Goldhammer
© Glotzenoff Filmverleih

Goldhammer

„Goldhammer“ // Deutschland-Start: 18. Mai 2023 (Kino)

Inhalt / Kritik

Bei der Frage, wie man sich einen Politiker oder eine Politikerin der AfD vorstellt, mögen die Antworten unterschiedlich ausfallen. Doch selbst mit der größten Fantasie dürfte niemand Marcel Goldhammer auf der eigenen Bingo-Karte haben. Ein schwuler Jude, der früher mal Sexarbeiter war? Ist das in dem Umfeld überhaupt legal? Klar, die Partei ist keine, bei der man mit Argumenten oder Logik zu kommen braucht. Dass dort Regeln zurechtgebogen werden, bis sie passen oder auch nicht passen, gehört dazu. Dennoch, das klingt schon sehr weit hergeholt, dass ein Mensch mit einem solchen biografischen Hintergrund dort Karriere machen kann. Ist aber so, wie Goldhammer zeigt. Der Dokumentarfilm begleitet den jungen Mann auf seinem Weg und zeigt die verschiedenen Stationen, die er zuvor hinter sich gebracht hat.

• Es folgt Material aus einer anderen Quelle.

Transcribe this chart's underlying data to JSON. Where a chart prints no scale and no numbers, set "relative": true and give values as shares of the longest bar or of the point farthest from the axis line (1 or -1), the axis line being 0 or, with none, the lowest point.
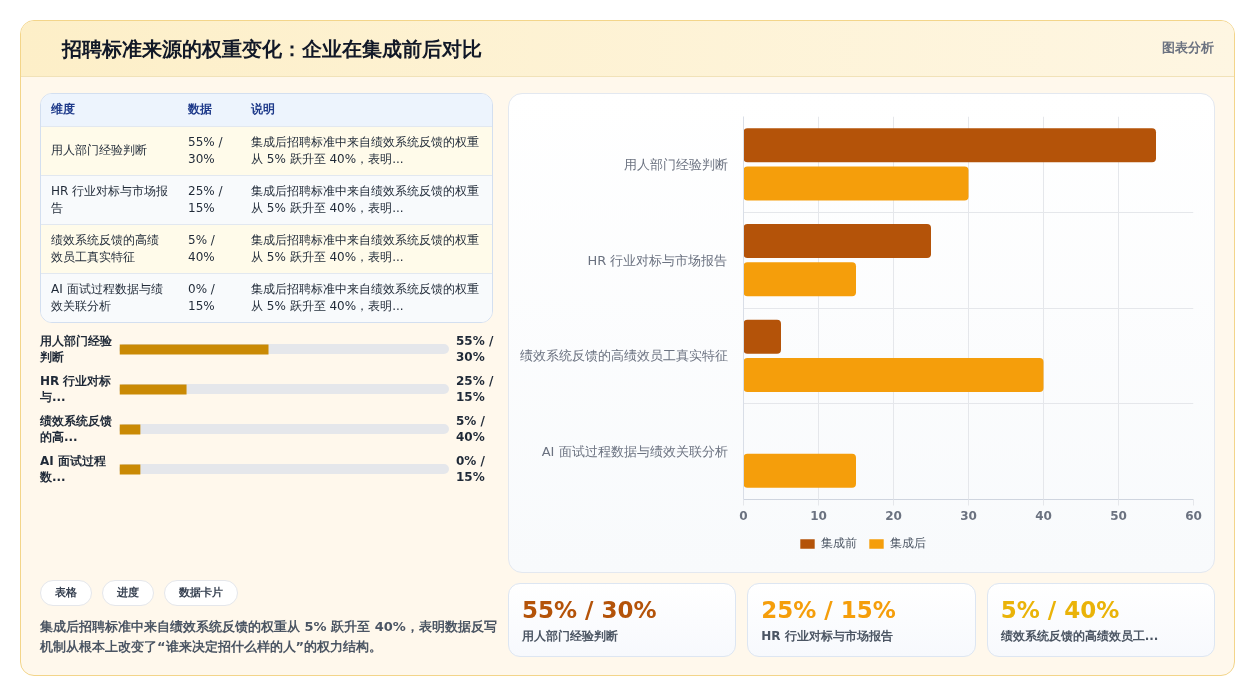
{
  "chart_data": [
    {
      "type": "other",
      "title": "招聘标准来源的权重变化：企业在集成前后对比",
      "annotations": [
        "图表分析"
      ],
      "categories": [
        "维度",
        "数据",
        "说明"
      ],
      "cell_labels": [
        [
          "用人部门经验判断",
          "55% / 30%",
          "集成后招聘标准中来自绩效系统反馈的权重从 5% 跃升至 40%，表明..."
        ],
        [
          "HR 行业对标与市场报告",
          "25% / 15%",
          "集成后招聘标准中来自绩效系统反馈的权重从 5% 跃升至 40%，表明..."
        ],
        [
          "绩效系统反馈的高绩效员工真实特征",
          "5% / 40%",
          "集成后招聘标准中来自绩效系统反馈的权重从 5% 跃升至 40%，表明..."
        ],
        [
          "AI 面试过程数据与绩效关联分析",
          "0% / 15%",
          "集成后招聘标准中来自绩效系统反馈的权重从 5% 跃升至 40%，表明..."
        ]
      ]
    },
    {
      "type": "bar",
      "orientation": "horizontal",
      "categories": [
        "用人部门经验判断",
        "HR 行业对标与市场报告",
        "绩效系统反馈的高绩效员工真实特征",
        "AI 面试过程数据与绩效关联分析"
      ],
      "series": [
        {
          "name": "集成前",
          "color": "#b45309",
          "values": [
            55,
            25,
            5,
            0
          ]
        },
        {
          "name": "集成后",
          "color": "#f59e0b",
          "values": [
            30,
            15,
            40,
            15
          ]
        }
      ],
      "xlim": [
        0,
        60
      ],
      "xticks": [
        0,
        10,
        20,
        30,
        40,
        50,
        60
      ],
      "grid": true,
      "legend": "bottom"
    },
    {
      "type": "bar",
      "orientation": "horizontal",
      "relative": true,
      "categories": [
        "用人部门经验判断",
        "HR 行业对标与...",
        "绩效系统反馈的高...",
        "AI 面试过程数..."
      ],
      "values": [
        1,
        0.45,
        0.14,
        0.14
      ],
      "annotations": [
        "55% / 30%",
        "25% / 15%",
        "5% / 40%",
        "0% / 15%"
      ],
      "color": "#ca8a04"
    },
    {
      "type": "other",
      "annotations": [
        "55% / 30%",
        "用人部门经验判断",
        "25% / 15%",
        "HR 行业对标与市场报告",
        "5% / 40%",
        "绩效系统反馈的高绩效员工..."
      ],
      "colors": [
        "#b45309",
        "#f59e0b",
        "#eab308"
      ]
    },
    {
      "type": "other",
      "categories": [
        "表格",
        "进度",
        "数据卡片"
      ],
      "annotations": [
        "集成后招聘标准中来自绩效系统反馈的权重从 5% 跃升至 40%，表明数据反写机制从根本上改变了“谁来决定招什么样的人”的权力结构。"
      ]
    }
  ]
}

Ein Leben abseits aller Schubladen

Das bedeutet aber nicht, dass der Film aus diesen besagten Stationen eine Begründung ableitet. Wer sich hiervon erhofft, diesen eigenartigen Wandel erklärt zu bekommen, sodass man diesen nachvollziehen kann, der sieht sich getäuscht, vielleicht enttäuscht. Das muss aber kein Manko sein. Goldhammer versucht sich nicht an einer Küchenpsychologie, die das Leben in einfachen Worten erklären kann. Das Regie-Duo André Krummel und Pablo Ben Yakov ist viel zu fasziniert von diesem Leben und vor allem dem Protagonisten, um das Mysterium entzaubern zu wollen. Das heißt nicht, dass die zwei mit ihrem Film nichts zu sagen haben. Tatsächlich legen sie ein faszinierendes Porträt vor, bringen uns einen Menschen näher, der sich selbst bequemer Schubladen entzieht.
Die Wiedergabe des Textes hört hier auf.